Sub-Saharan African countries have been advised by the International Monetary Fund (IMF) to tackle their fiscal deficits by focusing on eliminating tax exemptions and bolstering domestic revenue rather than resorting to fiscal expenditure cuts, which could hamper economic growth.

The IMF conveyed this recommendation in a paper titled ‘How to avoid a debt crisis in Sub-Saharan Africa.’

The IMF’s paper emphasizes that Sub-Saharan African nations should reconsider their overreliance on expenditure cuts as a primary means of reducing fiscal deficits. Instead, they should place greater emphasis on revenue-generating measures such as eliminating tax exemptions and modernizing tax filing and payment systems.

According to the IMF, mobilizing domestic revenue is a more growth-friendly approach, particularly in countries with low initial tax levels.

The paper highlights success stories in The Gambia, Rwanda, Senegal, and Uganda, where substantial revenue increases were achieved through a combination of revenue administration and tax policy reforms.

The IMF also pointed out that enhancing the participation of women in the labor force could significantly boost Gross Domestic Product (GDP) in developing countries.

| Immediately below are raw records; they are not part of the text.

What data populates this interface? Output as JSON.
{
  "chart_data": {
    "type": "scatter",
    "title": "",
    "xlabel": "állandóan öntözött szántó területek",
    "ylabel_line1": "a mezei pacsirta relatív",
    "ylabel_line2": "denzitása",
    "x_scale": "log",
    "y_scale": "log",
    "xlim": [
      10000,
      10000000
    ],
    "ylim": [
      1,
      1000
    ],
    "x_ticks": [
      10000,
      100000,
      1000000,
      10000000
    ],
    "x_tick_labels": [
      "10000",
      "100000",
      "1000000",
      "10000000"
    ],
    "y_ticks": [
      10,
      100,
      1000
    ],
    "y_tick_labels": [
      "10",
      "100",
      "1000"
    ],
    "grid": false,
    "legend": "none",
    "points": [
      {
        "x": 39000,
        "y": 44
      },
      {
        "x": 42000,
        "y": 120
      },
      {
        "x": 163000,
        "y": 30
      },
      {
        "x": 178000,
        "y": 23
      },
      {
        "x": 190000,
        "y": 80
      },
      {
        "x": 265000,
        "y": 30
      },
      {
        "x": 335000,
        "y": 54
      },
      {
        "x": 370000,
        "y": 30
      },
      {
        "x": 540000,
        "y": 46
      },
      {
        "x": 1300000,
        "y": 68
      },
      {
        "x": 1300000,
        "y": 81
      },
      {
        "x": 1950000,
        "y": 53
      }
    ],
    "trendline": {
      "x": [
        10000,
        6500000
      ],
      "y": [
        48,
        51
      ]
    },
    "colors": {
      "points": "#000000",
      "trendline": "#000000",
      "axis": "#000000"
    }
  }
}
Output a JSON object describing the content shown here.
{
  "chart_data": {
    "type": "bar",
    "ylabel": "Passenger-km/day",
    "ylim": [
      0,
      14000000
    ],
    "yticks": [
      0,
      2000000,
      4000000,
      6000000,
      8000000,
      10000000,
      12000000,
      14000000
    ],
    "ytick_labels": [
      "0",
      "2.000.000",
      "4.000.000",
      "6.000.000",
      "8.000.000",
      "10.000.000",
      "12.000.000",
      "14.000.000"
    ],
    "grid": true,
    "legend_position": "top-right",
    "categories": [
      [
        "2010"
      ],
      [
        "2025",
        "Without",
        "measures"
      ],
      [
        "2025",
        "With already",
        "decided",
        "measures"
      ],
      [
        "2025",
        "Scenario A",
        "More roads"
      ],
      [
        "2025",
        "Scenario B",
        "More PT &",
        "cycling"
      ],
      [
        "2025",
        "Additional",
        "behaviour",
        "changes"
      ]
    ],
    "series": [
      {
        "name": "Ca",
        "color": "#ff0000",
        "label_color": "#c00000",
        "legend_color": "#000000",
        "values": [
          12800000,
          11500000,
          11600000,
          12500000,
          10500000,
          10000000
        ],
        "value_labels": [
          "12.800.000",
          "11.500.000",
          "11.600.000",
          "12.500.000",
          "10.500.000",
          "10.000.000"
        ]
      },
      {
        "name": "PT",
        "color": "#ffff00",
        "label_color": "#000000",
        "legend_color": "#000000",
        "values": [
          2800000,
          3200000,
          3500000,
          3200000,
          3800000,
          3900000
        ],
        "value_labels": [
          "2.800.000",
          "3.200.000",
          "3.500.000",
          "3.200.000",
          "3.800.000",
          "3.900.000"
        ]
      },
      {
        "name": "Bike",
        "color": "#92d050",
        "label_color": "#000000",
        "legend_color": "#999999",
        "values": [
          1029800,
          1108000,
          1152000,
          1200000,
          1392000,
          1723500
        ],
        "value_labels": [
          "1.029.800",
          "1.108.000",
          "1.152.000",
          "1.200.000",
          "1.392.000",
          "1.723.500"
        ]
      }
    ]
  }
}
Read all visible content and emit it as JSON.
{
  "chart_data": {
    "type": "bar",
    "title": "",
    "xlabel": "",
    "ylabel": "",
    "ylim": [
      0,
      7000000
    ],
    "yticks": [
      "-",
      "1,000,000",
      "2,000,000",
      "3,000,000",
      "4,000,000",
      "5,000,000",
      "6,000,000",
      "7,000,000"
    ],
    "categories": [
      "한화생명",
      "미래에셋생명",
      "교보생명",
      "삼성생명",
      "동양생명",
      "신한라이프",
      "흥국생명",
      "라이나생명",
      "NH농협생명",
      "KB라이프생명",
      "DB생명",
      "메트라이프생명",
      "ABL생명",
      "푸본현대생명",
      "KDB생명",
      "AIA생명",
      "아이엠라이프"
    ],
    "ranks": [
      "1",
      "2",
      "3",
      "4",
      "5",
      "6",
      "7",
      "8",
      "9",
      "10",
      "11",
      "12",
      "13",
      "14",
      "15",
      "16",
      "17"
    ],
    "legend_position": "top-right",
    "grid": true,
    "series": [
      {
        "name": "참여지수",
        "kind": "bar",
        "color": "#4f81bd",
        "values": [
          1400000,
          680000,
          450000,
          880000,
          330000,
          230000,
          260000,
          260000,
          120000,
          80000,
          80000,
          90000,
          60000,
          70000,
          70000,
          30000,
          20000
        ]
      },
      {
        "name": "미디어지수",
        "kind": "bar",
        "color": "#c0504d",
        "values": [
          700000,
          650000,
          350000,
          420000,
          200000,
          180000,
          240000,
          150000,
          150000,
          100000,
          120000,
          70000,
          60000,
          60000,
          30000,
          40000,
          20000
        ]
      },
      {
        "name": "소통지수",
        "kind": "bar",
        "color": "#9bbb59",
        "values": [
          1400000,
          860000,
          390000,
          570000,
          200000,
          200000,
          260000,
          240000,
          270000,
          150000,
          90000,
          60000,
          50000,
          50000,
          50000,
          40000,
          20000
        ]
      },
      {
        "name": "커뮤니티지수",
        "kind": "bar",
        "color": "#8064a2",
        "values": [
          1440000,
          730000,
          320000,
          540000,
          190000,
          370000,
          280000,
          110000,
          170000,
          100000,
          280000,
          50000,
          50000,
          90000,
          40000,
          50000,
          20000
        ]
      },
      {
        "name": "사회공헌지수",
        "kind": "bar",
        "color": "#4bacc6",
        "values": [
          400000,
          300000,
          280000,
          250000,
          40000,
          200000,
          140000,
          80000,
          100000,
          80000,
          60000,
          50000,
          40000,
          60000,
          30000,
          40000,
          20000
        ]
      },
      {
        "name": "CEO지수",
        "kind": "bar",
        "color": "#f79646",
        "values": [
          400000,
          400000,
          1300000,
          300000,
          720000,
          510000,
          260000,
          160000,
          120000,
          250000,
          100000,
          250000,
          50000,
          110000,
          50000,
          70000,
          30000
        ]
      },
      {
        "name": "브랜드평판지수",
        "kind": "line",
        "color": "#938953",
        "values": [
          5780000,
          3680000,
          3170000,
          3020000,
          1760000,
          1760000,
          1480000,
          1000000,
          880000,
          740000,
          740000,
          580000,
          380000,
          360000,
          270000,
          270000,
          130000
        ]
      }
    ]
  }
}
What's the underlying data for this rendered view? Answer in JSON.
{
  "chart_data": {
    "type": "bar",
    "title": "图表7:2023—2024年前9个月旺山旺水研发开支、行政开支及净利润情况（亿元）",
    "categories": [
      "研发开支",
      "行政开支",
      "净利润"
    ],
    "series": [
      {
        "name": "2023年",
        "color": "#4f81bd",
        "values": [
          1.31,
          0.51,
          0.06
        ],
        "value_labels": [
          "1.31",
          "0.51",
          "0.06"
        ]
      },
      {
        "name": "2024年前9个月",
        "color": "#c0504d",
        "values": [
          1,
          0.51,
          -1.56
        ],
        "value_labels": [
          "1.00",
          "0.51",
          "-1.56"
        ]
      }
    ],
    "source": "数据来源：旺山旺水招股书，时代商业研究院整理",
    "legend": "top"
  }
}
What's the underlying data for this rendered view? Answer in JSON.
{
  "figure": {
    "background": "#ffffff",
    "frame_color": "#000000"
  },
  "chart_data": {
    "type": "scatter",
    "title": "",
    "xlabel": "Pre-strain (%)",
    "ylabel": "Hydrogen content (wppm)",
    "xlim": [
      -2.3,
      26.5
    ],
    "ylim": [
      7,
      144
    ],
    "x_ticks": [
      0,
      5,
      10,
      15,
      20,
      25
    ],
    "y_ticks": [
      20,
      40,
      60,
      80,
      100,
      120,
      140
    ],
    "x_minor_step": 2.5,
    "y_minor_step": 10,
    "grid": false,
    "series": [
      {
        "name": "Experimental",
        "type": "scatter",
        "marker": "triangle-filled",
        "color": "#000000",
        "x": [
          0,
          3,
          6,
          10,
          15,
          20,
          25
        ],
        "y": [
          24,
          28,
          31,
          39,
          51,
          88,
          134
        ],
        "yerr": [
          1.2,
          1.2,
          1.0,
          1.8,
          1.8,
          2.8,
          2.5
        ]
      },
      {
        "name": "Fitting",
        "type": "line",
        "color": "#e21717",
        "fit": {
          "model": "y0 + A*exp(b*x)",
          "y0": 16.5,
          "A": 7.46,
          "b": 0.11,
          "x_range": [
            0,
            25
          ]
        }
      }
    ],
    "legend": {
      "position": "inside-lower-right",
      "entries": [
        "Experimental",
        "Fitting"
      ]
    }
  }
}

The IMF estimates that raising the rate of female labor force participation by 5.9 percentage points, which aligns with the average reduction in the participation gap observed in the top 5% of countries during 2014-19, could potentially increase GDP by approximately 8% in emerging and developing economies.

In a world grappling with the weakest medium-term growth outlook in over three decades, bridging the gender gap in labor force participation emerges as a vital reform that policymakers can implement to stimulate economic revival.